Um outro problema que ainda não foi explicado à comunidade são as invasões policiais anunciadas pelo gerente estadual Sérgio Cabral Filho, supostamente para resguardar os canteiros de obra do PAC, o que Valério não considera um motivo plausível para a presença da polícia.
— A Prefeitura e o estado já trabalharam muito na nossa comunidade sem precisar de polícia. É para proteger obra ou para intimidar os moradores? — Pergunta.
— Há pouco tempo tivemos uma experiência ruim que foi um DPO — Destacamento de Patrulhamento Ostensivo — instalado dentro da comunidade. Não deu certo, porque além de aumentar os tiroteios significativamente, os policiais não tinham o menor respeito pela população. Imagine só você, ter que chegar cansado do trabalho e ainda aguentar um cara fardado mexendo com a sua filha adolescente.— desabafa Valério.
Empregos sem vínculo
Sobre o cadastramento de operários para as obras do PAC, que todos os dias formaram filas imensas em Manguinhos, Valério disse que as gerências estão fazendo dos operários mão de obra descartável, já que a escassez leva a grande maioria a aceitar propostas de emprego irrisórias.
— O cadastramento é feito com número de identidade, só. Ninguém pergunta onde você mora ou pede um currículo. É só nome e identidade. O cara que trabalha em uma obra comunitária quer, pelo menos, receber uma carta em casa e tal. Ele quer ser parabenizado ou até mesmo convidado para um outro trabalho no futuro, mas ao invés disso, eles não querem criar vínculo empregatício. Querem que o pessoal só trabalhe e vá embora.

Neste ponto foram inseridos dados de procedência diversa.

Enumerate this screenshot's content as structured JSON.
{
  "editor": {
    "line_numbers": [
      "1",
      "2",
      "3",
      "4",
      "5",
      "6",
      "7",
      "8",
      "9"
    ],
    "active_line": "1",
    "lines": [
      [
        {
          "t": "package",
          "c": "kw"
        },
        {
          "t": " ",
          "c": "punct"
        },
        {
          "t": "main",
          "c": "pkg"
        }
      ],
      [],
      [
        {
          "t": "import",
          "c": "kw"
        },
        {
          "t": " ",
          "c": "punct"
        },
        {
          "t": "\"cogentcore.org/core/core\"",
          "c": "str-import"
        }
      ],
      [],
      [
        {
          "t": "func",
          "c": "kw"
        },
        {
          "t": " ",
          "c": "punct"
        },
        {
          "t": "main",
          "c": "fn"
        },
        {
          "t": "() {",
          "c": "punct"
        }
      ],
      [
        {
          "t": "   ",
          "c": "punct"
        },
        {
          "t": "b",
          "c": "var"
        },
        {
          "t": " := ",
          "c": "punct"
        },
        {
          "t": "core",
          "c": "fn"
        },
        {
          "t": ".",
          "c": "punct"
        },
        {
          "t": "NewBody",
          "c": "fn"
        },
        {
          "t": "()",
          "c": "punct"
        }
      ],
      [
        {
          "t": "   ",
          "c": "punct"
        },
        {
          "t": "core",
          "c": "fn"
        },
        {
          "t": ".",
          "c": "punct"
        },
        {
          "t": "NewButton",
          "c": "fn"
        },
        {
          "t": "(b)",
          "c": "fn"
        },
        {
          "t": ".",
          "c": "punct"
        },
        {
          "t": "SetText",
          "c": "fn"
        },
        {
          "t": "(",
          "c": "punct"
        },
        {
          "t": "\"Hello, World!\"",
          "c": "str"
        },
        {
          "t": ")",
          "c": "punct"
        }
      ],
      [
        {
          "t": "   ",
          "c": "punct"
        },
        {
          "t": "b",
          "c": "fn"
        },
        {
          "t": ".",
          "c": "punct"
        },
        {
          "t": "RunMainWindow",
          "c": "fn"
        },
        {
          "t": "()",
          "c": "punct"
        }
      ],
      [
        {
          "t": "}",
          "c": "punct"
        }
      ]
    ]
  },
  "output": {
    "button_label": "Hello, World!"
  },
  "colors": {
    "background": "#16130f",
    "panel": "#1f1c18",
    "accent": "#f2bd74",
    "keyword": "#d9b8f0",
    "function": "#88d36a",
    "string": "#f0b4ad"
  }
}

Em todos esses anos de miséria e abandono, os moradores do Mandela de Pedra se sentem traídos pela demagogia de indivíduos como Sérgio Cabral, que não saía do complexo de Manguinhos antes de ser eleito gerente estadual. Entretanto, em mais de um ano, Cabral está longe de cumprir suas promessas e ainda, a mando da gerência FMI-PT, ameaça remover grande parte da comunidade. Para isso, intimidações não faltam. A polícia é a maior delas e até carros blindados Urutus, de uso especial das Forças Armadas já foram solicitados por Cabral e Beltrame para dar suporte às invasões policiais.